Healthcare Generative AI Training Data
Generative AI in healthcare needs clinical data — not web-scraped approximations
The latest generation of AI models — large language models, vision-language models, diffusion models — are increasingly being applied to healthcare tasks: clinical note generation, radiology report drafting, patient-facing symptom triage, surgical video analysis, drug molecule generation. Every one of these applications requires training or fine-tuning data. And the most valuable training data — real clinical data — is the hardest to access.
General-purpose generative AI models trained on web data (GPT-4, Claude, Gemini, Llama) exhibit systematic errors on clinical tasks: they hallucinate plausible-sounding but incorrect medical information, fail to capture real clinical distributions, and lack the domain-specific reasoning that comes from exposure to real clinical workflows. The gap between a general-purpose AI and a clinically useful generative AI is real training data.
Generative AI modalities supported
- Clinical LLMs (text generation): Fine-tune large language models on real discharge summaries, clinic letters, operative notes, radiology reports, pathology reports, and progress notes. LoRA adapter weights — typically megabytes, not gigabytes — are the only output. The raw clinical text never leaves the hospital.
- Vision-language models (imaging + text): Train models that jointly understand medical images and clinical text. Paired DICOM studies with corresponding radiology reports provide the training signal. Both modalities stay inside the hospital's edge appliance. Only the trained multimodal model weights exit.
- Medical image generation (diffusion models): Train diffusion models for data augmentation, anomaly detection, or image-to-image translation on real DICOM data. The training data stays in the PACS. The generative model weights — not the generated images — are the output.
- Clinical speech models (audio): Train speech-to-text or clinical conversation summarisation models on real clinical encounters. Audio data and transcripts remain inside the institution. Trained weights exit.
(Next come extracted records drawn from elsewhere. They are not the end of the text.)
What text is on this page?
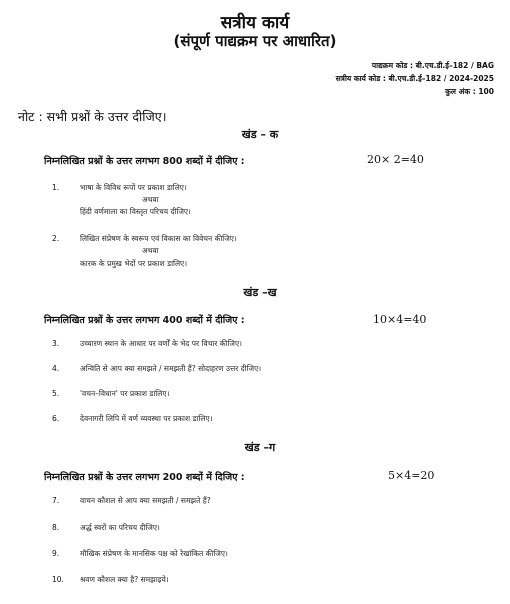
सत्रीय कार्य
(संपूर्ण पाद्यक्रम पर आधारित)
पाद्यक्रम कोड : बी.एच.डी.ई–182 / BAG
सत्रीय कार्य कोड : बी.एच.डी.ई–182 / 2024-2025
कुल अंक : 100
नोट : सभी प्रश्नों के उत्तर दीजिए।
खंड – क
निम्नलिखित प्रश्नों के उत्तर लगभग 800 शब्दों में दीजिए :	20× 2=40
1.	भाषा के विविध रूपों पर प्रकाश डालिए।
अथवा
हिंदी वर्णमाला का विस्तृत परिचय दीजिए।
2.	लिखित संप्रेषण के स्वरूप एवं विकास का विवेचन कीजिए।
अथवा
कारक के प्रमुख भेदों पर प्रकाश डालिए।
खंड –ख
निम्नलिखित प्रश्नों के उत्तर लगभग 400 शब्दों में दीजिए :	10×4=40
3.	उच्चारण स्थान के आधार पर वर्णों के भेद पर विचार कीजिए।
4.	अन्विति से आप क्या समझते / समझती हैं? सोदाहरण उत्तर दीजिए।
5.	'वचन–विधान' पर प्रकाश डालिए।
6.	देवनागरी लिपि में वर्ण व्यवस्था पर प्रकाश डालिए।
खंड –ग
निम्नलिखित प्रश्नों के उत्तर लगभग 200 शब्दों में दिजिए :	5×4=20
7.	वाचन कौशल से आप क्या समझती / समझते हैं?
8.	अर्द्ध स्वरों का परिचय दीजिए।
9.	मौखिक संप्रेषण के मानसिक पक्ष को रेखांकित कीजिए।
10. श्रवण कौशल क्या है? समझाइये।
- Drug discovery models (sequence/structure): Train generative models for molecular generation, protein structure prediction, or drug-target interaction on real biomedical data. The data stays inside the research institution. Trained model weights — not training molecules — are exported.
Why LoRA is the key to clinical generative AI training
Low-Rank Adaptation (LoRA) has become the dominant paradigm for fine-tuning large pre-trained models. Instead of retraining billions of parameters, LoRA trains small adapter matrices — typically 0.1-1% of the full model size. The base model weights are frozen. Only the LoRA adapter weights are updated during training.
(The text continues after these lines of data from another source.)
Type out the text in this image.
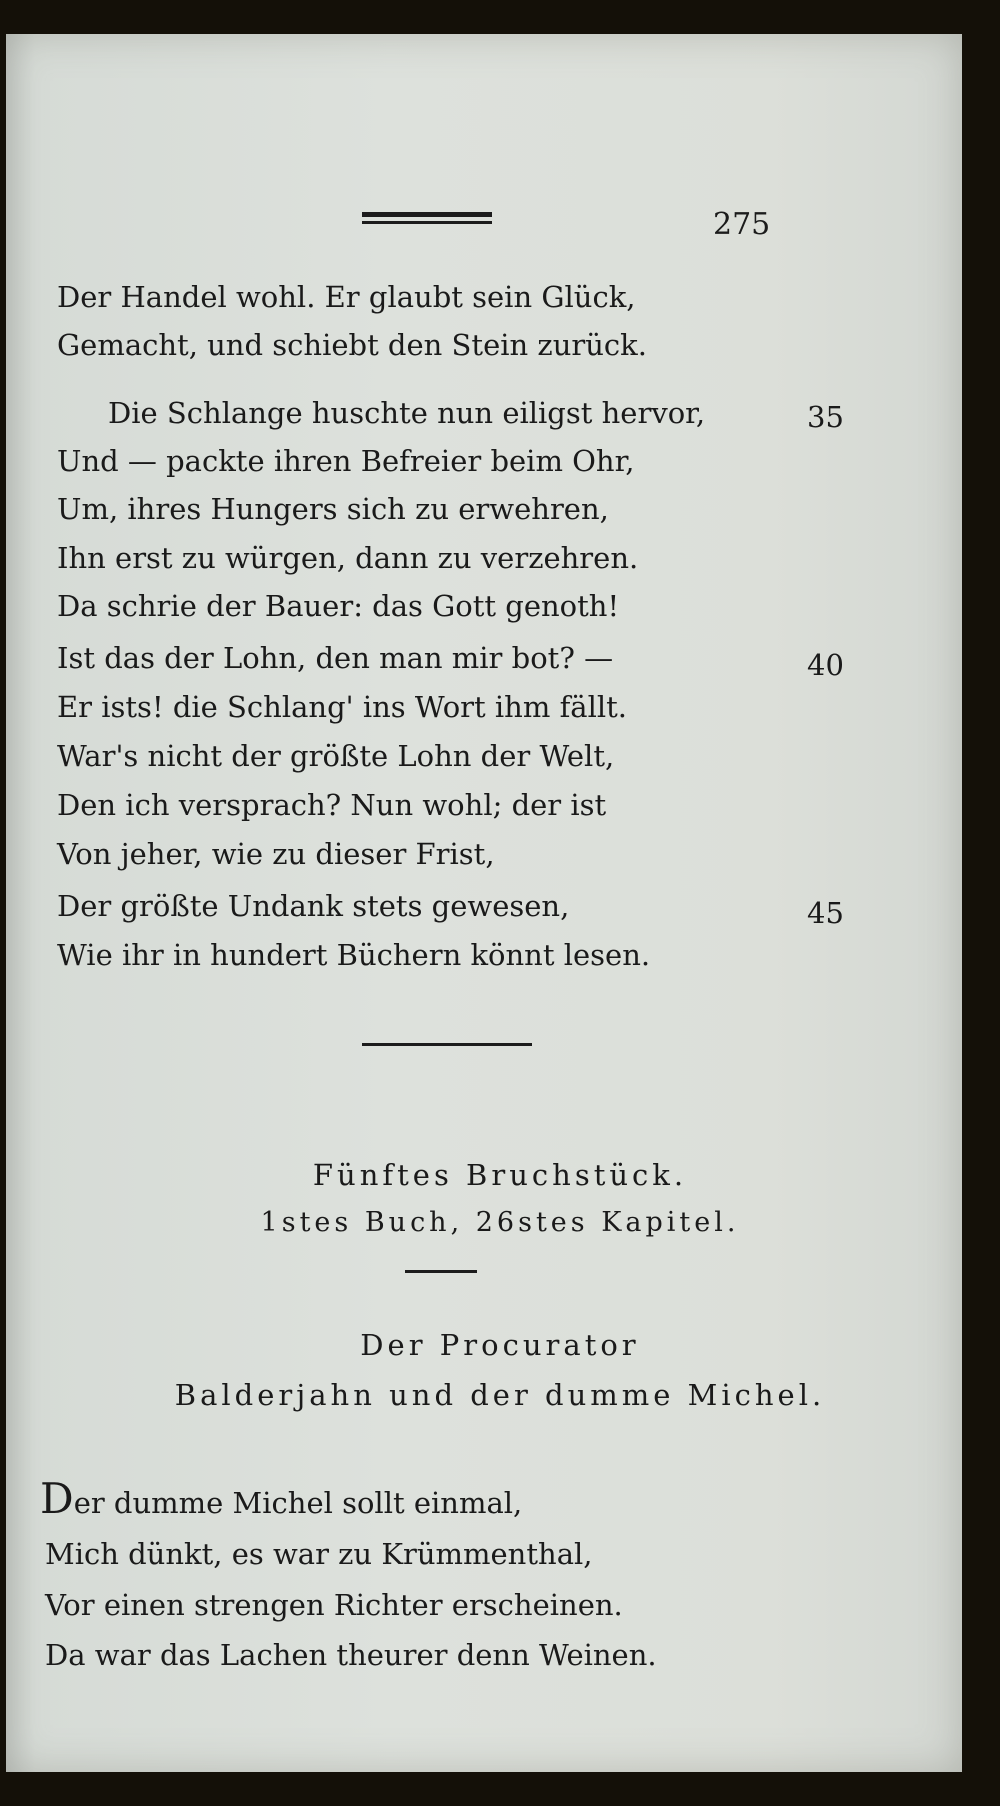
275
Der Handel wohl. Er glaubt sein Glück,
Gemacht, und schiebt den Stein zurück.
Die Schlange huschte nun eiligst hervor,
Und — packte ihren Befreier beim Ohr,
Um, ihres Hungers sich zu erwehren,
Ihn erst zu würgen, dann zu verzehren.
Da schrie der Bauer: das Gott genoth!
Ist das der Lohn, den man mir bot? —
Er ists! die Schlang' ins Wort ihm fällt.
War's nicht der größte Lohn der Welt,
Den ich versprach? Nun wohl; der ist
Von jeher, wie zu dieser Frist,
Der größte Undank stets gewesen,
Wie ihr in hundert Büchern könnt lesen.
35
40
45
Fünftes Bruchstück.
1stes Buch, 26stes Kapitel.
Der Procurator
Balderjahn und der dumme Michel.
Der dumme Michel sollt einmal,
Mich dünkt, es war zu Krümmenthal,
Vor einen strengen Richter erscheinen.
Da war das Lachen theurer denn Weinen.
For clinical generative AI, this is transformative: the LoRA adapter is small enough (megabytes) to transmit easily, the training is efficient enough (QLoRA with 4-bit quantisation) to run on a single edge GPU, and the adapter weights contain no training data — they are low-rank parameter matrices that encode task-specific knowledge, not memories of individual training examples.
Rapha Protocol's edge appliance is specifically configured for LoRA fine-tuning workflows: Nvidia L4 GPU with 24GB VRAM, QLoRA-compatible Docker containers with network_mode:none, and output validation that accepts .safetensors adapter files while rejecting raw text, CSV, and FHIR exports.
Important: LoRA adapters are not automatically privacy-preserving. Membership inference and data extraction attacks on fine-tuned adapters are active research areas. Deployments should evaluate differential privacy, minimum cohort thresholds, and independent security review. Compute-to-data eliminates data export risk — not all privacy risks.